Mike Jackson (R-La Porte) also argues that cities do not
have the legal authority to use the cameras and that they should
be banned.
Two years ago, there was a chance the legislature
would ban camera-issued red light tickets outright. On Feb. 28,
2005, the Texas House voted 113-23 to block all city governments
in the state from using cameras to fine red-light runners. The bill,
HB 259, sponsored by Rep. Gary Elkins (R-Houston) would have
eliminated the civil citation loophole that had been around for
two years. However, the Senate did not pass the bill so the ban
did not become law.
RED LIGHT CAMERAS IN THE LEGISLATURE
The Texas Senate has passed two bills in 2007 granting
specific permission to cities to mail out tickets using traffic-enforcement
cameras to the owner of any vehicle involved in a recorded violation
and setting the maximum fine at $75.00 for the first red light violation
captured by a camera.
In exchange for state legalization of the red light
camera technology, municipalities will have to give up half of the
spoils from the tickets to the state government. Senate Bills 1119
and 125 (both authored by Sen. John Carona of Dallas) give
the state government a new stake in turning money-making photo-enforcement
of traffic into a way of life.
Sen. Carona said, We have to decide whether
we put a lasso around them [traffic cameras] to make sure they are
responsibly used, or whether we dont want to have them at
all
the genie is out of the bottle and he said it is
time to regulate (legalize) the use of photo-enforced traffic tickets.

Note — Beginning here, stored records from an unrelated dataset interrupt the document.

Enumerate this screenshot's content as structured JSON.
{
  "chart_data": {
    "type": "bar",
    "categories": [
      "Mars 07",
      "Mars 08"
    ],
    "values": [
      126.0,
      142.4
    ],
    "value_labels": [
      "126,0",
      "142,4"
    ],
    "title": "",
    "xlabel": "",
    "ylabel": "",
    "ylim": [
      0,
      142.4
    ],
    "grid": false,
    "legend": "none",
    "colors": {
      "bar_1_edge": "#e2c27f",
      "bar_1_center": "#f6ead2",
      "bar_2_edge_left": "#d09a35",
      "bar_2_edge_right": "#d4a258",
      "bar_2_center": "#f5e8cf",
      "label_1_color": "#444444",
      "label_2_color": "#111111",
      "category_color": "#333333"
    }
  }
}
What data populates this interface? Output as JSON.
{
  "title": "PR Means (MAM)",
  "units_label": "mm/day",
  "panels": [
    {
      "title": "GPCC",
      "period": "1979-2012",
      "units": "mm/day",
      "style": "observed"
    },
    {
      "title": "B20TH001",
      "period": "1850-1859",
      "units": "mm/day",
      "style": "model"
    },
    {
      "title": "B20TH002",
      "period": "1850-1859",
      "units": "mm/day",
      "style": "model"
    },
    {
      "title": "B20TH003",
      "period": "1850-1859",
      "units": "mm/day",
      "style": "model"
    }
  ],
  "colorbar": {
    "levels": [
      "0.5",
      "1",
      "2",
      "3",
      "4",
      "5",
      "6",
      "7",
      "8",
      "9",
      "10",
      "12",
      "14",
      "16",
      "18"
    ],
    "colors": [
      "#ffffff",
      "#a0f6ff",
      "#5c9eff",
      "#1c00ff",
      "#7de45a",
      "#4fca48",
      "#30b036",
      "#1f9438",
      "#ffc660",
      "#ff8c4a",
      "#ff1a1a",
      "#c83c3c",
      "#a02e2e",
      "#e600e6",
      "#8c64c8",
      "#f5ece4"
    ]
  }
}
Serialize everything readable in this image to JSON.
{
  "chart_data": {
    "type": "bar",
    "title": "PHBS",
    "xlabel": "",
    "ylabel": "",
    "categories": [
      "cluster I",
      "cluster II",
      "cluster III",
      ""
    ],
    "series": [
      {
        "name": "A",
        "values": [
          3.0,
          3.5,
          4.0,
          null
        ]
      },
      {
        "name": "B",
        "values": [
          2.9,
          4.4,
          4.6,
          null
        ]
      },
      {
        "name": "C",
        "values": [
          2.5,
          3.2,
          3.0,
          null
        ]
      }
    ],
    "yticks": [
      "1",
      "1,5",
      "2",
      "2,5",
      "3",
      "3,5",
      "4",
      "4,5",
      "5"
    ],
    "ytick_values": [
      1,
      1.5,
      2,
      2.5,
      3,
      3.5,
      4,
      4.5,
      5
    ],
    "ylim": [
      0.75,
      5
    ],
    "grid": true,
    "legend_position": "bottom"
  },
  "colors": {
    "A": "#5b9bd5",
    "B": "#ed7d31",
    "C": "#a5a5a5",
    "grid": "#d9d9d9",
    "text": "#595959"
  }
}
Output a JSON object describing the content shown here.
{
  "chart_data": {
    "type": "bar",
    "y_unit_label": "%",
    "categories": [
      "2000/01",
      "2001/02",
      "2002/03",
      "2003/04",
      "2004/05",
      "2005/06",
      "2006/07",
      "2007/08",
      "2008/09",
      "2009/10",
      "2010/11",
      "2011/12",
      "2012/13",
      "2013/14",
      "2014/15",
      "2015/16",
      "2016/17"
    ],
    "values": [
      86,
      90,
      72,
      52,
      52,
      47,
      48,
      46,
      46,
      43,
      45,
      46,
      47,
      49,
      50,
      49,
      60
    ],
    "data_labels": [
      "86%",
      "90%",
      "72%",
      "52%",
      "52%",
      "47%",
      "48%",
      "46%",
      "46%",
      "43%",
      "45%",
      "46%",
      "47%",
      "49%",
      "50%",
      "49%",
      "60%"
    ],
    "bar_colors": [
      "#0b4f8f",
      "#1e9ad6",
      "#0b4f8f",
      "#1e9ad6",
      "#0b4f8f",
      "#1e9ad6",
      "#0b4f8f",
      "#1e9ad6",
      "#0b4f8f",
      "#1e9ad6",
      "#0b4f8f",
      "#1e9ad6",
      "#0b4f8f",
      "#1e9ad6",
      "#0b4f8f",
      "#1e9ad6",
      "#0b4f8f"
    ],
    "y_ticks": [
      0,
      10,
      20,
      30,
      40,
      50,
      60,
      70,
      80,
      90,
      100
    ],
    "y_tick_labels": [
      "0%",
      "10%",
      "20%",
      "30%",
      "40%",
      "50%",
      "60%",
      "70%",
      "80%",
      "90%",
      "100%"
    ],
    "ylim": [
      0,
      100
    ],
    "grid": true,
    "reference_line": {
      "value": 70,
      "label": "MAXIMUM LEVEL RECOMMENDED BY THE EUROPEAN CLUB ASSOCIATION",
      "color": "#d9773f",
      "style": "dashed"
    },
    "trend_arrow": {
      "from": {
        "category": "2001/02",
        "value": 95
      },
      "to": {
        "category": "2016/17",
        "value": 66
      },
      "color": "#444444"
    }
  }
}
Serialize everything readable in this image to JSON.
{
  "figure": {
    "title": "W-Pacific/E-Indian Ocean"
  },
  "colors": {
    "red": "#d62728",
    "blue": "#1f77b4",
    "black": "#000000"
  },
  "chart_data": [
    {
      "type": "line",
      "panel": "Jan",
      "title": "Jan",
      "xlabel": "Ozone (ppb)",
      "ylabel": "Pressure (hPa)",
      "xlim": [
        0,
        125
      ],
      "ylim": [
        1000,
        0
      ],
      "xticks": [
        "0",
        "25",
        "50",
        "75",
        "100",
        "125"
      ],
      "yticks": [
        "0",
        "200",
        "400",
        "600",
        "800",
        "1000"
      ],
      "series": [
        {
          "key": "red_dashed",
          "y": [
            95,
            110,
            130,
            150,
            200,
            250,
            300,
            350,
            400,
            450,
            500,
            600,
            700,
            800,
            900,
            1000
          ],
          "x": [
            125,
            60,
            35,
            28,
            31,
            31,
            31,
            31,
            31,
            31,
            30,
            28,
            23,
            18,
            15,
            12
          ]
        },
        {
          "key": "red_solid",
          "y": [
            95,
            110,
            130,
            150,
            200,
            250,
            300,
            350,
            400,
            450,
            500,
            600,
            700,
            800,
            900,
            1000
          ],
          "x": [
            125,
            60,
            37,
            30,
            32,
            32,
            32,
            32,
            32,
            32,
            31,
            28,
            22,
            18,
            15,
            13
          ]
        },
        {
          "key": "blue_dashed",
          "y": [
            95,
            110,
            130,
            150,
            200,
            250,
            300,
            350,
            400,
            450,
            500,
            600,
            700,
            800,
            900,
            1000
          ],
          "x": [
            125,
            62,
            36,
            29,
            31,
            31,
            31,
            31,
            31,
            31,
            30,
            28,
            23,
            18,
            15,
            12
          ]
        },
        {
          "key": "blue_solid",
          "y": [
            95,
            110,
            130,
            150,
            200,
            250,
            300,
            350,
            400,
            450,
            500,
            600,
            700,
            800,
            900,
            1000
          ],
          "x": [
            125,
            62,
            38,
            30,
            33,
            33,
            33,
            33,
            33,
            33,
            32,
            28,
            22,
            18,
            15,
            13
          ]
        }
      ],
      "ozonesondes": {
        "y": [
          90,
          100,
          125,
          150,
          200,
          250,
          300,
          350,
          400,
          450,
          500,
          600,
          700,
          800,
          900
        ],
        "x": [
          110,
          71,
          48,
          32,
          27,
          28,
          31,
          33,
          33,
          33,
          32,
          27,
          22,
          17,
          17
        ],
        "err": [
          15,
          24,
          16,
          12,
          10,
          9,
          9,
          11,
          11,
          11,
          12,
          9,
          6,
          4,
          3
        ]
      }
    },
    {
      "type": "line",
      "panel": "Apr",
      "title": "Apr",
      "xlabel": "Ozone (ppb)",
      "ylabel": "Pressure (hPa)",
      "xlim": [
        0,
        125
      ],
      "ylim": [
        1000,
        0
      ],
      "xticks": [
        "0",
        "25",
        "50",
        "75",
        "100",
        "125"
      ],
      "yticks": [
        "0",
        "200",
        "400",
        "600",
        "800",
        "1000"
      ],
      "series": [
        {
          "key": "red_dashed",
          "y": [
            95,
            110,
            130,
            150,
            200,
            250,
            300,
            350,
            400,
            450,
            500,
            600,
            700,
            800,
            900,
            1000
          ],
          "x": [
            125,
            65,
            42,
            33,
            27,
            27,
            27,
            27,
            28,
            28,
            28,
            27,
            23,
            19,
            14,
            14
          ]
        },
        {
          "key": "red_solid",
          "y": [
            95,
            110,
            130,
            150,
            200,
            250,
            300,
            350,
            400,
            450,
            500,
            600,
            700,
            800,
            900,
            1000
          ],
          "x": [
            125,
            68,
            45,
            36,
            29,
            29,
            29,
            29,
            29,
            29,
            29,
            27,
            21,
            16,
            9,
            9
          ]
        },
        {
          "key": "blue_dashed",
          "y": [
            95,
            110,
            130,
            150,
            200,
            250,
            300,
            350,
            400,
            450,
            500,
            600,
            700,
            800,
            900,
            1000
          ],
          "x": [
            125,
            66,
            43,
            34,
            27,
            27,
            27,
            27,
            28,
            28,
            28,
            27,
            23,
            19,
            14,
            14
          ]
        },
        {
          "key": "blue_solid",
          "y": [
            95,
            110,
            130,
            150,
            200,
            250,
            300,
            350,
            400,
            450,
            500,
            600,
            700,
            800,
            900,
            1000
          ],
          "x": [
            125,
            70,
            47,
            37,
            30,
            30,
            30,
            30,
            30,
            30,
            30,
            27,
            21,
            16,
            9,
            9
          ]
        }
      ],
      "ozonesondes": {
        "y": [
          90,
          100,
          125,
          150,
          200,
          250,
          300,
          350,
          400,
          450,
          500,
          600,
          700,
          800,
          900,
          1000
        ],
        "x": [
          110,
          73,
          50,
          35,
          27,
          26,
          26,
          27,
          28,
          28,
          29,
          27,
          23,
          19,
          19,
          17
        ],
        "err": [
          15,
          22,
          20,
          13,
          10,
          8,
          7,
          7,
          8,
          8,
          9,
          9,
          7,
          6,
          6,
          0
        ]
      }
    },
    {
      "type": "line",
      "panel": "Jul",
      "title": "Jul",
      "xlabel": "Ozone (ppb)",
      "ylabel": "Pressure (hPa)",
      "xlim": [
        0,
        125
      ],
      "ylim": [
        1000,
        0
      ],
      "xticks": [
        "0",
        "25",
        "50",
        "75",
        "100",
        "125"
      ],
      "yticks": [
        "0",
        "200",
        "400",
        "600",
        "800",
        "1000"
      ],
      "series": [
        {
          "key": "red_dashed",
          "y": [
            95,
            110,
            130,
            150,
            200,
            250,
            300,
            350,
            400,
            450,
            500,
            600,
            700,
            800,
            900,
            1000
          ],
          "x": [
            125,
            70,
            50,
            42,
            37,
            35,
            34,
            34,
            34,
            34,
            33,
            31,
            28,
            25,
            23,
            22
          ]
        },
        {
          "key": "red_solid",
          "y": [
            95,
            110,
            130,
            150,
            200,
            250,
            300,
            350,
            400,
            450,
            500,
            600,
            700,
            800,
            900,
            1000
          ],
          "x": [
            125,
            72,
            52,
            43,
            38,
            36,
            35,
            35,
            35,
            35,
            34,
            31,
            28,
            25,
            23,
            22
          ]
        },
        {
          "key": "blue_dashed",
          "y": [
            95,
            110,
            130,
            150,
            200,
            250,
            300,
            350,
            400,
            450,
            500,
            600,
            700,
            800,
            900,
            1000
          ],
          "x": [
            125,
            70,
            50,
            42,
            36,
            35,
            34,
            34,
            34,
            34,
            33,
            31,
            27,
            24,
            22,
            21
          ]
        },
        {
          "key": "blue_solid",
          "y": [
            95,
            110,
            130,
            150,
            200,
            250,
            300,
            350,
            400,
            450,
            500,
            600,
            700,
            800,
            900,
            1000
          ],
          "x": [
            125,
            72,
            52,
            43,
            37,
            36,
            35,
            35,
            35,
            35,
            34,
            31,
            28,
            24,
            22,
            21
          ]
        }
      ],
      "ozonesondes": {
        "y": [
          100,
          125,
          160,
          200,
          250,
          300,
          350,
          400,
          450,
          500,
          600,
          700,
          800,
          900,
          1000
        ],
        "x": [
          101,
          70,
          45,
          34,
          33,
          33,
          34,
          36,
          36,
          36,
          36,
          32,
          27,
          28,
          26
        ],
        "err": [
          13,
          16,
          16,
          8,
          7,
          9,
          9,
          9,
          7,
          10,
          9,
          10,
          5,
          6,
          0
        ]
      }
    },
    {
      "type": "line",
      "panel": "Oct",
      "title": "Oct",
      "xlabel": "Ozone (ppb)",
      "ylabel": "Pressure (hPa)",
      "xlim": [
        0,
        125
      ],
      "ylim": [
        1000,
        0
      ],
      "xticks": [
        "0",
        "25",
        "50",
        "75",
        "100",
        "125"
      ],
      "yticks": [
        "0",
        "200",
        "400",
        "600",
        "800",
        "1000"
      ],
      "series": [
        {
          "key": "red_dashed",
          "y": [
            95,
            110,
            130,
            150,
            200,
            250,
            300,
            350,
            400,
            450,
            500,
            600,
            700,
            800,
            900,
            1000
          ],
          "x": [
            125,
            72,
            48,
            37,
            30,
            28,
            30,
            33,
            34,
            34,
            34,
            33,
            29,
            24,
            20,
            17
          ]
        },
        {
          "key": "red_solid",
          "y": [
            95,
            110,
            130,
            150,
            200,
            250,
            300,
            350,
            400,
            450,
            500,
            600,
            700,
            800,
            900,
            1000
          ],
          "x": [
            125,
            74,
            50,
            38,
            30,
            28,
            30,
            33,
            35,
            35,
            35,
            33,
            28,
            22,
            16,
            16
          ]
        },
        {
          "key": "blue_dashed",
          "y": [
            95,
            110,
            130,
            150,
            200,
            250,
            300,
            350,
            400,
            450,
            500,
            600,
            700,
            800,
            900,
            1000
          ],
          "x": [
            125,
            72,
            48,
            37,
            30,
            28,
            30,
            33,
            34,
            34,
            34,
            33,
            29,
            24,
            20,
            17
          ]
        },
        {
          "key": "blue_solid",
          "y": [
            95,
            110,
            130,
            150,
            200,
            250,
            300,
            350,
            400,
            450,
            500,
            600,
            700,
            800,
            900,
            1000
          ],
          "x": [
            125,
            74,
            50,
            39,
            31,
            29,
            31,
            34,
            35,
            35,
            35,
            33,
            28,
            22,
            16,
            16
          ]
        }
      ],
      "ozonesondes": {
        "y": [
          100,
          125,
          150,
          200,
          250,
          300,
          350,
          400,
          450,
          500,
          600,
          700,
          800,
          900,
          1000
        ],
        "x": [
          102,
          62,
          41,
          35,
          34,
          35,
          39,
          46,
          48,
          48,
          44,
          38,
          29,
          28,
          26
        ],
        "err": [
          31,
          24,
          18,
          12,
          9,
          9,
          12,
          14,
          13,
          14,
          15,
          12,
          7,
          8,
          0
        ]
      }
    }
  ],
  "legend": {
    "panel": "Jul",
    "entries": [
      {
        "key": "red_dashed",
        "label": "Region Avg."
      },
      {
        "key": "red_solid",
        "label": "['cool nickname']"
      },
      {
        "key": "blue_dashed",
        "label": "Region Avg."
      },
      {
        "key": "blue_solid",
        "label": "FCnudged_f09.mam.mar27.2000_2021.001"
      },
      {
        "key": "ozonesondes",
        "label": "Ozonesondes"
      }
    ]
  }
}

According to the Statesman, Under Texas law,
running a red light is a Class C misdemeanor that can be regulated
only by the state
In 2003 legislators rejected a bill giving
cities authority to issue criminal citations to red-light runners
caught on camera. But they approved a change to the transportation
code that year allowing civil tickets.
Rep. Linda Harper-Brown (R-Irving) inserted
the provision to allow municipalities to issue civil citations using
cameras to regulate traffic. Shortly after the passage of the new
regulation in 2003, Garland, a suburb of Dallas, became the first
Texas city to set up a red-light camera revenue program.
LEGAL CHALLENGES TO PHOTO-ENFORCED
TRAFFIC TICKETS
There have been a series of legal decisions across
the U.S. ruling that tickets issued to vehicle owners with computerized
camera systems are illegal according to state motor vehicle codes.
Many have ruled these camera-issued red light tickets
illegal because they automatically attribute the violation to the
vehicle's owner, and not to the driver who committed the moving
violation, and because it sets a double standard where camera-issued
tickets are civil citations (fines) while a police-issued ticket
is a misdemeanor, and thus has more serious repercussions.
On April 5, the Minnesota Supreme Court unanimously
ruled that tickets issued using traffic cameras in Minneapolis are
against the state constitution. "The court argued that Minneapolis
had, in effect, created a new type of crime: owner liability for
red-light violations when the owner neither required nor knowingly
permitted the violation." Traffic violations in Minnesota only
apply to the driver who committed the violation, not to the owner
of the vehicle.
In early 2007, Michigan attorney general Mike Cox
"declared the use of red light cameras or speed cameras within
the state to be illegal
Cox found that state law established
red light running as a criminal violation, so that any local ordinance
declaring such a violation a civil matter would be 'in conflict'
with the law."
Iowa judge Gary McKenrick has also ruled that camera
systems in Davenport, Iowa, are illegal because drivers should be
given a criminal citation for the violation, not a civil citation,
according to Iowa's motor vehicle laws. Since August 2004, over
10,000 red-light tickets and 20,000 speeding fines have been issued
in Davenport using photo-enforcement cameras.